Der Fragesteller muss daher erkennen, in welcher dieser Phasen sein Gegenüber sich befindet, und ihm jeweils mit den geeigneten Mitteln begegnen, bis der Befragte am Ende das Stadium der Akzeptanz erreicht und die Wahrheit gesteht.
    Dance war zu dem Schluss gelangt, dass Cobb sich trotz seines Ärgers im Wesentlichen in der Phase der Verleugnung befand – solche Leute berufen sich sehr schnell auf ein lückenhaftes Gedächtnis und geben dem Fragesteller die Schuld für vermeintliche Missverständnisse. Das beste Mittel dagegen hatte Dance soeben angewandt – den »Angriff mit Fakten«. Bei einer extrovertierten Person bedeutet dies, dass man die Schwächen und Widersprüche ihrer Aussage schonungslos nacheinander aufdeckt, bis der Widerstand gebrochen ist.
    »Ari, Sie haben um halb acht Ihr Büro verlassen und sind ins Hanover’s gegangen. Das wissen wir. Sie waren etwa anderthalb Stunden dort. Dann haben Sie einen Umweg von zwei Blocks in Kauf genommen, um in die Cedar Street zu gelangen. Sie kennen sich dort deshalb so gut aus, weil Sie sich da regelmäßig eine Prostituierte suchen. Gestern zwischen neun und halb zehn hat eine der Frauen mit ihrem Wagen in der Nähe der Gasse gehalten. Sie haben einen Preis vereinbart und sie bezahlt. Dann sind Sie zu ihr ins Auto gestiegen. Um ungefähr Viertel nach zehn hat sie Sie dort wieder abgesetzt. Bei dieser Gelegenheit haben Sie am Straßenrand das Geld verloren, vermutlich als Sie der Nutte ein paar Dollar extra geben oder auf Ihrem Mobiltelefon nachschauen wollten, ob Ihre Frau angerufen hat. In der Zwischenzeit war der Killer in die Gasse gefahren. Sie haben es bemerkt und etwas gesehen. Was? Was haben Sie gesehen?«
    »Nein...«
    »Ja«, sagte Dance ruhig. Dann sah sie ihn durchdringend an und sagte nichts mehr.

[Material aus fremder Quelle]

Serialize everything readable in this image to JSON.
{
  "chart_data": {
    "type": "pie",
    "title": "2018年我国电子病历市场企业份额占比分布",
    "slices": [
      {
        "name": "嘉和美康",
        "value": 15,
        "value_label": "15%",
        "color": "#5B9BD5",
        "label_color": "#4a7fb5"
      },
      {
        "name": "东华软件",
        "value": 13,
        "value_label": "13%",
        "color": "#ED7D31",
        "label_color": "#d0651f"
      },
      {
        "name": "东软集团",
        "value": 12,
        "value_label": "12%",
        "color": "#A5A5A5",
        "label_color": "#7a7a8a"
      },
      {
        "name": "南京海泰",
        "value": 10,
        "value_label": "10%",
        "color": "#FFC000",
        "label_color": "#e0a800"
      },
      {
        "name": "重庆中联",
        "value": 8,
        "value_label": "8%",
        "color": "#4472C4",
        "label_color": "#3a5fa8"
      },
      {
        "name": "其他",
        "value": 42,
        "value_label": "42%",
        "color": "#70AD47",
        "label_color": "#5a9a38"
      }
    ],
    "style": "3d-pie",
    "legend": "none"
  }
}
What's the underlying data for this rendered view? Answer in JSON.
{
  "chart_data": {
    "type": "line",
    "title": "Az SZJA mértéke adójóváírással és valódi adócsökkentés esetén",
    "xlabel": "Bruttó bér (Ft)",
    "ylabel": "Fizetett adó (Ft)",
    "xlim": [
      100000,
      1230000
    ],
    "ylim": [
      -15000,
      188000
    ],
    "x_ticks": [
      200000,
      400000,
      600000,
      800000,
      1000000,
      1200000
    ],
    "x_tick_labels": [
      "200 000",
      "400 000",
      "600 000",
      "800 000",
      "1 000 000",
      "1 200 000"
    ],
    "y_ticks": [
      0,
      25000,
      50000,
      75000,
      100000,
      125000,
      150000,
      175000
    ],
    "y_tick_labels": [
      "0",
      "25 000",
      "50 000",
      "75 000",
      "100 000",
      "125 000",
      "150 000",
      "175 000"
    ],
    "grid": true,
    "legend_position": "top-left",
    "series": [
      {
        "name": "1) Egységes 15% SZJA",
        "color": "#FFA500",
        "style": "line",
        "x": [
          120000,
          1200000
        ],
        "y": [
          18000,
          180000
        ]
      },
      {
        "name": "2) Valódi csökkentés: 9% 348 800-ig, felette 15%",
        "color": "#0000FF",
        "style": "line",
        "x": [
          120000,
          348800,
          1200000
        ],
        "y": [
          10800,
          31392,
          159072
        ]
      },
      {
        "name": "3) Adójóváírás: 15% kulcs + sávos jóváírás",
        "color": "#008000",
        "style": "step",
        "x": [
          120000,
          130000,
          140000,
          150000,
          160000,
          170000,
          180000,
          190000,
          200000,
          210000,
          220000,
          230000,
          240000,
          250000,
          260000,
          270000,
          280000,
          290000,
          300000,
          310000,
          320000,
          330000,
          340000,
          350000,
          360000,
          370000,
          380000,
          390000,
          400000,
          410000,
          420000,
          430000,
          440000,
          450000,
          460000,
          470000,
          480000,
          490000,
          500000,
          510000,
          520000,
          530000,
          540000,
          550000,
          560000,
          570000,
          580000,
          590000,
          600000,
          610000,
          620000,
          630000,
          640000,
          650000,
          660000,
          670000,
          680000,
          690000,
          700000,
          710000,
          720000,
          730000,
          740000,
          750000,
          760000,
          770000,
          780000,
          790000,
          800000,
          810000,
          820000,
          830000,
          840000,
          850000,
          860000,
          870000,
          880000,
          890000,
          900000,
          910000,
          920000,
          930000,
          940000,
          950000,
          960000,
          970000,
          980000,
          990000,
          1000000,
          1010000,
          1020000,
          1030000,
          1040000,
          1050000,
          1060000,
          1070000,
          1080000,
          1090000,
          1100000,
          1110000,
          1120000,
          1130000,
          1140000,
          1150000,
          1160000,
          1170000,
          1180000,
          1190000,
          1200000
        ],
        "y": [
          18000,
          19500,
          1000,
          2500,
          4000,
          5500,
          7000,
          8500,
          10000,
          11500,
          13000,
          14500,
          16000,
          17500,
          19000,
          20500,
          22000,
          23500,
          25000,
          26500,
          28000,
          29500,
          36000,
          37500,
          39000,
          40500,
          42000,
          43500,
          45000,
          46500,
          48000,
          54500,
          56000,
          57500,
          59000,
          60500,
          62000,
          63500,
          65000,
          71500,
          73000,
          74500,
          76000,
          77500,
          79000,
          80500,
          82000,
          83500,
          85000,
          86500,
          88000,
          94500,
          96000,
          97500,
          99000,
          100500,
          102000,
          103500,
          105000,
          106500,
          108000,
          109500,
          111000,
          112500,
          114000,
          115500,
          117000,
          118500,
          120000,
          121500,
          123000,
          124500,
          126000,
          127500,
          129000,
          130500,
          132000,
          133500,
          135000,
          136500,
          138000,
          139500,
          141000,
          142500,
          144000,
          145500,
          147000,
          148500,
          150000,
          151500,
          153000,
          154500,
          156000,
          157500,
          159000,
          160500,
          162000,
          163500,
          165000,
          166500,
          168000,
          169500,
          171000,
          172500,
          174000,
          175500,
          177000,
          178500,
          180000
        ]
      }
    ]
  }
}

    Nach einer Weile senkte er den Kopf und stellte die Beine nebeneinander. Seine Unterlippe bebte. Er legte kein Geständnis ab, aber Dance hatte ihn in der Abfolge der Stressreaktionen einen Schritt weitergebracht – von der Verleugnung zum Aushandeln. Nun musste sie ihr Verhalten anpassen. Sie musste Verständnis zeigen und ihm eine Möglichkeit geben, das Gesicht zu wahren. In diesem Stadium werden sogar die entgegenkommendsten Befragten weiterhin lügen
oder mauern, wenn man ihnen nicht einen Rest Würde lässt und ihnen einen Weg aufzeigt, den schlimmsten Konsequenzen ihrer Handlungen zu entkommen.

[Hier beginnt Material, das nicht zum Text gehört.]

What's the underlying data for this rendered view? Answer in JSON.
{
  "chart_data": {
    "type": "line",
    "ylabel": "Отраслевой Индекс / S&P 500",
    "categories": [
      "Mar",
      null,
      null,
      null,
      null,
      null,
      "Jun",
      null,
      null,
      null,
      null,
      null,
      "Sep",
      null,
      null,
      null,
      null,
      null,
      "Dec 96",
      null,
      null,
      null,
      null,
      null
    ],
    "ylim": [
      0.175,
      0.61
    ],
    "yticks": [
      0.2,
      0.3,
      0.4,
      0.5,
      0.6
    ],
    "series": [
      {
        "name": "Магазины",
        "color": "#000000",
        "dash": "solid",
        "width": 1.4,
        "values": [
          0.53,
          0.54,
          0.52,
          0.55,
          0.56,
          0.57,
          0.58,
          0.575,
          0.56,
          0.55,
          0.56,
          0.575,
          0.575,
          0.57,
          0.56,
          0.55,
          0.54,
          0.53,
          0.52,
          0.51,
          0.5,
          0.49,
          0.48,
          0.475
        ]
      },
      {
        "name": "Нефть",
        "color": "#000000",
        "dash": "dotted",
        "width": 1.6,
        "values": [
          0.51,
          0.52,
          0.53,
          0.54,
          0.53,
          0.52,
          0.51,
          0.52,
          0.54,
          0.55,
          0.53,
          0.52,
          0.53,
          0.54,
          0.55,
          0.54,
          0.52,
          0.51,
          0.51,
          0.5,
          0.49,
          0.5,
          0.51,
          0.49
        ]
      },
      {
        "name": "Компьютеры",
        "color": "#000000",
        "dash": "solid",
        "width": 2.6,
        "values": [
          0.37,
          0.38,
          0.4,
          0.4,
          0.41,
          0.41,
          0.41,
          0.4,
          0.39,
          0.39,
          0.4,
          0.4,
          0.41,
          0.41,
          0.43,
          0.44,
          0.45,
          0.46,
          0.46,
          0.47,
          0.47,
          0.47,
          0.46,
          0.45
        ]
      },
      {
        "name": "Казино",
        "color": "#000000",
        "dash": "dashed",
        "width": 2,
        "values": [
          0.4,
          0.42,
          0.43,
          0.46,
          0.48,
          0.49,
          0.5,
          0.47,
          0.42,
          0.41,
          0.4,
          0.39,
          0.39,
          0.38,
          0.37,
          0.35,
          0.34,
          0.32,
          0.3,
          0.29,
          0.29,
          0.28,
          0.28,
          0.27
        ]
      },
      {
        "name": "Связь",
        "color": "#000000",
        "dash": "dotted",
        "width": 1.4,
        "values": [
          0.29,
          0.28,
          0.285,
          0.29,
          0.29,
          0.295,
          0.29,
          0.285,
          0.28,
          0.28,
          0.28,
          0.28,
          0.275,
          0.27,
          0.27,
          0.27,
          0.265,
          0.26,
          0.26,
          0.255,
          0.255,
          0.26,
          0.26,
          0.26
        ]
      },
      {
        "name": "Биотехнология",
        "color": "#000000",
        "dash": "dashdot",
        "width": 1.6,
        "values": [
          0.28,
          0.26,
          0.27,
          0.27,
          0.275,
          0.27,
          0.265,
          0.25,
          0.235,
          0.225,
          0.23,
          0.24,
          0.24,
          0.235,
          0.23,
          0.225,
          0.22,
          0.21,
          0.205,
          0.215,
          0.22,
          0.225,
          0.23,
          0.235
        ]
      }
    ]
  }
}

    Kathryn nahm die Brille ab und lehnte sich zurück. »Sehen Sie, Ari, wir wollen Ihnen nicht das Leben ruinieren. Sie hatten Angst. Das ist verständlich. Aber dieser Mann, den wir aufzuhalten versuchen, ist sehr gefährlich. Er hat zwei Menschen umgebracht und wird vielleicht noch weitere Morde begehen. Falls Sie uns bei der Suche nach ihm behilflich sind, muss nichts von dem, was wir hier heute über Sie erfahren haben, nach außen dringen. Es wird keine gerichtlichen Verfügungen geben und keine Anrufe bei Ihrer Frau oder Ihrem Chef.«
    Dance sah zu Detective Baker. »Vollkommen richtig«, bestätigte dieser.

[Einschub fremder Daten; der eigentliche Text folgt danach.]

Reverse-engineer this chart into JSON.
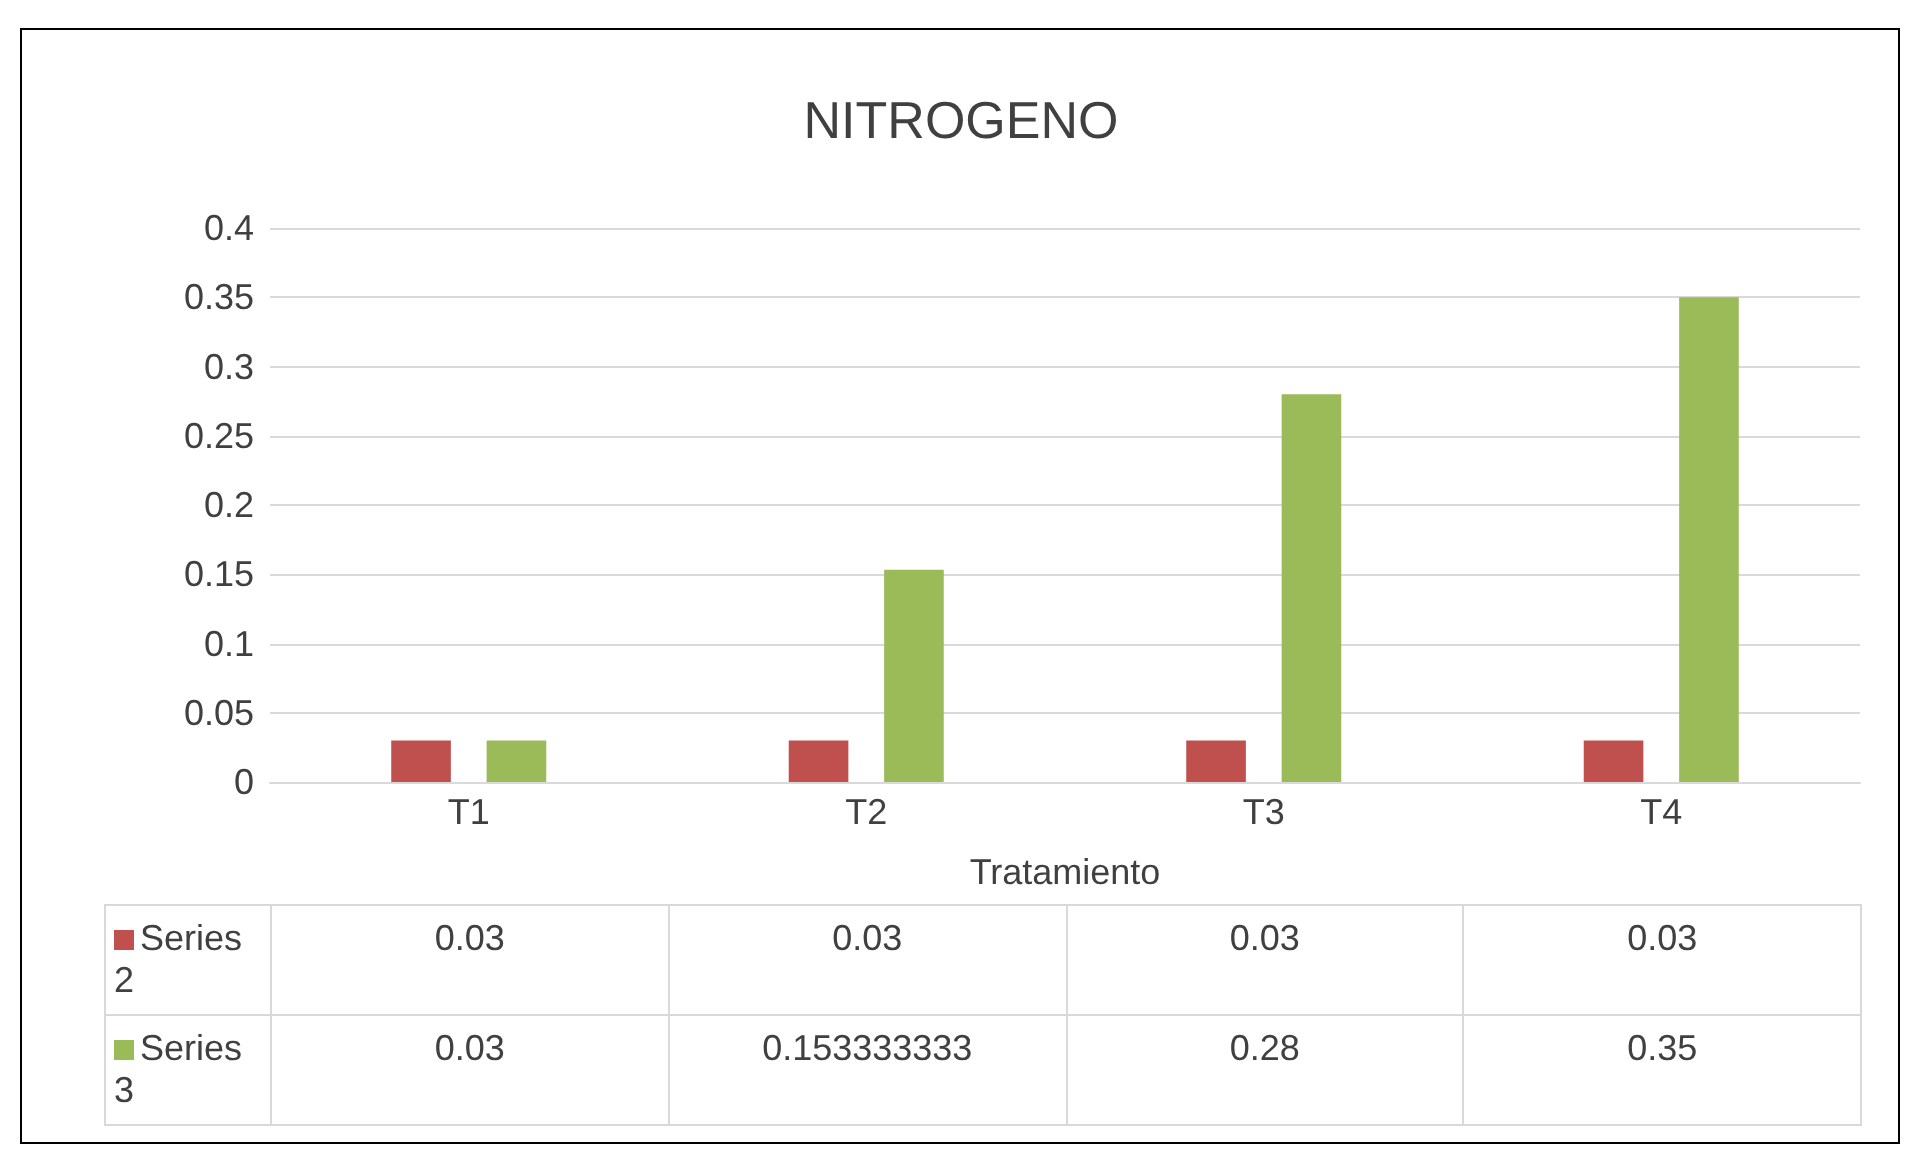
{
  "chart_data": {
    "type": "bar",
    "title": "NITROGENO",
    "xlabel": "Tratamiento",
    "categories": [
      "T1",
      "T2",
      "T3",
      "T4"
    ],
    "series": [
      {
        "name": "Series 2",
        "color": "#c0504d",
        "values": [
          0.03,
          0.03,
          0.03,
          0.03
        ]
      },
      {
        "name": "Series 3",
        "color": "#9bbb59",
        "values": [
          0.03,
          0.153333333,
          0.28,
          0.35
        ]
      }
    ],
    "ylim": [
      0,
      0.4
    ],
    "yticks": [
      0,
      0.05,
      0.1,
      0.15,
      0.2,
      0.25,
      0.3,
      0.35,
      0.4
    ],
    "grid": "y",
    "legend": "bottom",
    "data_labels": true
  }
}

    Cobb seufzte. »Scheiße«, murmelte er, ohne vom Boden aufzublicken. »Es waren doch bloß dreihundert verfluchte Dollar. Wieso nur bin ich heute Morgen dorthin zurückgekehrt?«
    Aus Gier und Dummheit, dachte Kathryn Dance. »Wir alle machen Fehler«, sagte sie freundlich.